What a weekend. We watched The Master – which if you like intense movies that don’t really adhere to the standard pop film genre, you’ll love it and should go and watch it. I would watch it again. The acting is phenomenal. The story doesn’t really have much of a reason to it, but its done so well you really don’t care. Really something, we really thought it was entertaining. Then my Colts lost, but it was to the Jags, which is my second team, so I can’t be too upset…I guess. Boo. AND…drumroll please…We picked our first ripe tomatoes! I know, its late in the season, but we got a late start and we didn’t know what we were doing, so. Lessons learned and next year, we’re going to rock and roll on that garden!

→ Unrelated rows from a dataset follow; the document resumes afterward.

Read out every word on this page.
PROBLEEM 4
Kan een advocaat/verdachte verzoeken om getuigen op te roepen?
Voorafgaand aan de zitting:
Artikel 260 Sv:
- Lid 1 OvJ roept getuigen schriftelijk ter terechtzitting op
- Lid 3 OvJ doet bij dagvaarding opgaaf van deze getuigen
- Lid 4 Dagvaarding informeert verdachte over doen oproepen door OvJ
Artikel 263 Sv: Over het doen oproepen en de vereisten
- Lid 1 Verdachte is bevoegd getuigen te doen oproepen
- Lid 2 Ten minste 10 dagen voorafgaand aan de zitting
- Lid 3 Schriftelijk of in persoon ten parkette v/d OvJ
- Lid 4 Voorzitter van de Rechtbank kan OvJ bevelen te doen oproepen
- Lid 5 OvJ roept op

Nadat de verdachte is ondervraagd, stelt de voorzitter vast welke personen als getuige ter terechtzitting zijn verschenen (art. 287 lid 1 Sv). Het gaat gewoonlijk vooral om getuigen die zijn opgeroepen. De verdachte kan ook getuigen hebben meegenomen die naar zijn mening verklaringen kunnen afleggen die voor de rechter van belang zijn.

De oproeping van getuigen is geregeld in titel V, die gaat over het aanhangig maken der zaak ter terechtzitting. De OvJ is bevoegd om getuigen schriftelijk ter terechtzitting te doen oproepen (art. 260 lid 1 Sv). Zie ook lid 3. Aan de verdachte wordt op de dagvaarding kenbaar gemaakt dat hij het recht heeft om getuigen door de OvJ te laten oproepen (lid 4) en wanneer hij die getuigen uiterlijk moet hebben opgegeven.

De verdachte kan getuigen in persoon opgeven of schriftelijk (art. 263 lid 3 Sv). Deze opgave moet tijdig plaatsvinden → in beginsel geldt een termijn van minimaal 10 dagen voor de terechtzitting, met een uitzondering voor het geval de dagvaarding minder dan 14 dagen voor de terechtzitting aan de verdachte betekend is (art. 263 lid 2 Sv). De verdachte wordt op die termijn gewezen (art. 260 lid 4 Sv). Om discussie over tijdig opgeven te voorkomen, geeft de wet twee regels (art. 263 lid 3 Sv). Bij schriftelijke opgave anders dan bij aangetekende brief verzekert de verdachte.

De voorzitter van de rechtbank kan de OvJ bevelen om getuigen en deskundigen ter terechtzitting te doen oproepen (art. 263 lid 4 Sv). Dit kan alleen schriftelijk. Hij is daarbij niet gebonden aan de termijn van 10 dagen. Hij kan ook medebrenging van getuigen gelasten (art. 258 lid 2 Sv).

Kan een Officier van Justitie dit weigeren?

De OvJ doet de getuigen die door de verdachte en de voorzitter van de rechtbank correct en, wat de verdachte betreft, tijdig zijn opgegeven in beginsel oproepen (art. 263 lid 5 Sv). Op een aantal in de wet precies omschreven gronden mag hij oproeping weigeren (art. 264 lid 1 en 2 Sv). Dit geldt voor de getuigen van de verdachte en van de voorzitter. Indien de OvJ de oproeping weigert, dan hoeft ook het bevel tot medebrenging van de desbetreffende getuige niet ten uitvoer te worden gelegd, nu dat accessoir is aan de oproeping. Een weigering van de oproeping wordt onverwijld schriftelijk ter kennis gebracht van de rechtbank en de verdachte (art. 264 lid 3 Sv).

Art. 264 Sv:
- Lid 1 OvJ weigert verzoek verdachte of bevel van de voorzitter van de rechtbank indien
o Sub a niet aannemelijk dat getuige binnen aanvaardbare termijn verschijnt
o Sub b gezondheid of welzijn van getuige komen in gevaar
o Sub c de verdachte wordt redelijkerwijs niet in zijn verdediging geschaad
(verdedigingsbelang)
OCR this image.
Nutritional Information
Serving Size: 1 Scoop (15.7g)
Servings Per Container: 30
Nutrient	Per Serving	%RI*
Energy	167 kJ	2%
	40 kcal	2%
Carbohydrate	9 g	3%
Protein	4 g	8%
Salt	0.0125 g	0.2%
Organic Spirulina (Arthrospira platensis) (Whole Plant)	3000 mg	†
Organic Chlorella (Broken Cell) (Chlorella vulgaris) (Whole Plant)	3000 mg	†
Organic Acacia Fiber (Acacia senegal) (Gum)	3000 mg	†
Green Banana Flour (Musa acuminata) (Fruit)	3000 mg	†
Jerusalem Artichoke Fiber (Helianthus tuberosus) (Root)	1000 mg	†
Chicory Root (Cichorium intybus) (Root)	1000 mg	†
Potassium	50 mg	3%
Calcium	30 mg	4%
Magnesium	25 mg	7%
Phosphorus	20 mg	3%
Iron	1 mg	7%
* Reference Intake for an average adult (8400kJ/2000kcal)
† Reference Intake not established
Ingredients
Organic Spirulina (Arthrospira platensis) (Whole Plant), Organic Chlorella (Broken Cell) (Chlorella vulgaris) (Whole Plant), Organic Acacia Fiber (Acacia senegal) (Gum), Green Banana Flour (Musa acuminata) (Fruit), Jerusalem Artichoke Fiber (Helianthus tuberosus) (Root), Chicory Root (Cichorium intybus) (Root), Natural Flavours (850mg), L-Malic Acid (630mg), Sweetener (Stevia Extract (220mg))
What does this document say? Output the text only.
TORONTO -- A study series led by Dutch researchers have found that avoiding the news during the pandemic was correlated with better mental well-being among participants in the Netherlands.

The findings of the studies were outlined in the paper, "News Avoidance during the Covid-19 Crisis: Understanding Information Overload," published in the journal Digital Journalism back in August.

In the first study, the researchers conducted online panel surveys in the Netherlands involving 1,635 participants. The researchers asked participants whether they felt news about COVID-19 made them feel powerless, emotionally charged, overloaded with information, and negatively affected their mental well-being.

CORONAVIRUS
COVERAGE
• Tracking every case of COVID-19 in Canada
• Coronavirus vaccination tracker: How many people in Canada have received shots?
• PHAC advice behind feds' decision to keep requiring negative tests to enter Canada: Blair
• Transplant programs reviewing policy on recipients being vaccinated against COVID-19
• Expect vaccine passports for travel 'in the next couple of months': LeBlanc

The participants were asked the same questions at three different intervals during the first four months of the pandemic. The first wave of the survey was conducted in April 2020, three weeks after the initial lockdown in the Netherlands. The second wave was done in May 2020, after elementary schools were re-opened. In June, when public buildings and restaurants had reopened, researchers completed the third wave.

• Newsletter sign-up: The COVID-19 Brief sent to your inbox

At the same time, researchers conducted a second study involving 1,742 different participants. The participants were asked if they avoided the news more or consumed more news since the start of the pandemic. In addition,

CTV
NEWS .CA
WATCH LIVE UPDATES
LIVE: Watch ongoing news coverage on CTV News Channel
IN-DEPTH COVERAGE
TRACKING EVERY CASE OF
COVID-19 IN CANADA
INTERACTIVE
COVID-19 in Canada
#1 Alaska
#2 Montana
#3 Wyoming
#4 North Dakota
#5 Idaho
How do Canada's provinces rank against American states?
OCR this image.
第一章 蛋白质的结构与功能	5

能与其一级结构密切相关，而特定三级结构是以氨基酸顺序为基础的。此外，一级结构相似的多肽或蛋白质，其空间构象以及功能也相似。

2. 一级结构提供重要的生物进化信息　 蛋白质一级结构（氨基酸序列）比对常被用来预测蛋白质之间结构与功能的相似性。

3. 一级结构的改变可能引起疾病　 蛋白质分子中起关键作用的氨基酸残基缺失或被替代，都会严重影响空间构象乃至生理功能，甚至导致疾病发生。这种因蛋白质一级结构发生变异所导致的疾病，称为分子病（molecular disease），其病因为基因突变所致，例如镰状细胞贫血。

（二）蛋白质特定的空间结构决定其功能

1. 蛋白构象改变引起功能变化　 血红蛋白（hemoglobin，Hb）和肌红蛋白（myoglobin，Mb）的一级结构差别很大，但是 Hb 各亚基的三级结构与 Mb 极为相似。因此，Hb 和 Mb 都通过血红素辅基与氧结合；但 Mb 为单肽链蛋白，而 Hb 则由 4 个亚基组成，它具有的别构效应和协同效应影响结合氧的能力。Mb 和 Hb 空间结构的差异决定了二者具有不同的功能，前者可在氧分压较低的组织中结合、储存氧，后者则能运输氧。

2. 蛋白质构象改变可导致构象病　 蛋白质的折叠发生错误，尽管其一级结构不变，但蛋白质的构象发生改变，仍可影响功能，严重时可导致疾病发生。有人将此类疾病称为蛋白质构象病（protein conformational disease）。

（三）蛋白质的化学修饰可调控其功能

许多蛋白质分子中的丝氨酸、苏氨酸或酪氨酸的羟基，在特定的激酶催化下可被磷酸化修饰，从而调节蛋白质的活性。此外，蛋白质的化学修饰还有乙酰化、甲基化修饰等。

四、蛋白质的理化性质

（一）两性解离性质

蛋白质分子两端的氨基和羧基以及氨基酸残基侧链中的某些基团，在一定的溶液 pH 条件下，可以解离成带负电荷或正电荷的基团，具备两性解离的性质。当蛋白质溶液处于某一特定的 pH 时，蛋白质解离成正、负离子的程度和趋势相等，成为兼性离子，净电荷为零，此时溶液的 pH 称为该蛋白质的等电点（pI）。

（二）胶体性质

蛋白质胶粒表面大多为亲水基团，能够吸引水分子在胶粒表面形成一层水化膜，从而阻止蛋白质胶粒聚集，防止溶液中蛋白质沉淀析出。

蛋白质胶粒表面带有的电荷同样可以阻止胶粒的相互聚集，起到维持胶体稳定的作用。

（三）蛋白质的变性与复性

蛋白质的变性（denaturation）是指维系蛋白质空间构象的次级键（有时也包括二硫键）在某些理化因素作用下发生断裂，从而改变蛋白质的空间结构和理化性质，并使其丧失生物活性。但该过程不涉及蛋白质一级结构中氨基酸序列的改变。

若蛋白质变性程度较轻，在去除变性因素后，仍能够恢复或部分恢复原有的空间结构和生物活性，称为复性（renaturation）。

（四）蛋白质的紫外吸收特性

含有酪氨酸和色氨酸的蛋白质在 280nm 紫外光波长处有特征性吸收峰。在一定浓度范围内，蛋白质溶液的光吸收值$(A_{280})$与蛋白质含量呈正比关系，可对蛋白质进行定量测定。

We used Bartlett pears in this recipe, but be careful not to cook them too long or they get smushy. You can really use any sweet pear that you’d like. When you boil the honey down, watch it too, it should be very bubbly and you’ll probably have to stir it to get the bubbles out – this is OK, you want it to be sticky so it turns into a caramel-like glaze.
Poached Pears with Warm Honey Glaze
¼ cup Water
3 Tbsp + 1 tsp Honey
1 tsp Vanilla
¼ cup Almonds
1 tsp Olive Oil
Vanilla Ice Cream or Vanilla Coconut Cream
Cut the pear into ¼” slices, discard the middle and the stem. You can peel them if you want, but it isn’t necessary.
In a sauté pan, bring the water, 3 Tbsp honey, vanilla and cloves to a boil. Turn the heat down to medium-high, add the pear slices, cover and cook, flipping occasionally, for about 5-7 minutes, or until the pear is tender.
Once tender, remove from the heat, arrange on a plate. Continue to boil the juices down until they start to thicken. This should only take a couple of minutes. Drizzle the juices around the plate and over the pears.
Put the pan back on the range over medium-high heat, add the oil and almonds (I like to use blanched almond slivers) and cook until golden in color. Once the color begins to brown, add the honey to finish the almonds.
Top with vanilla coconut cream or ice cream and top with candied almonds. Serve and enjoy!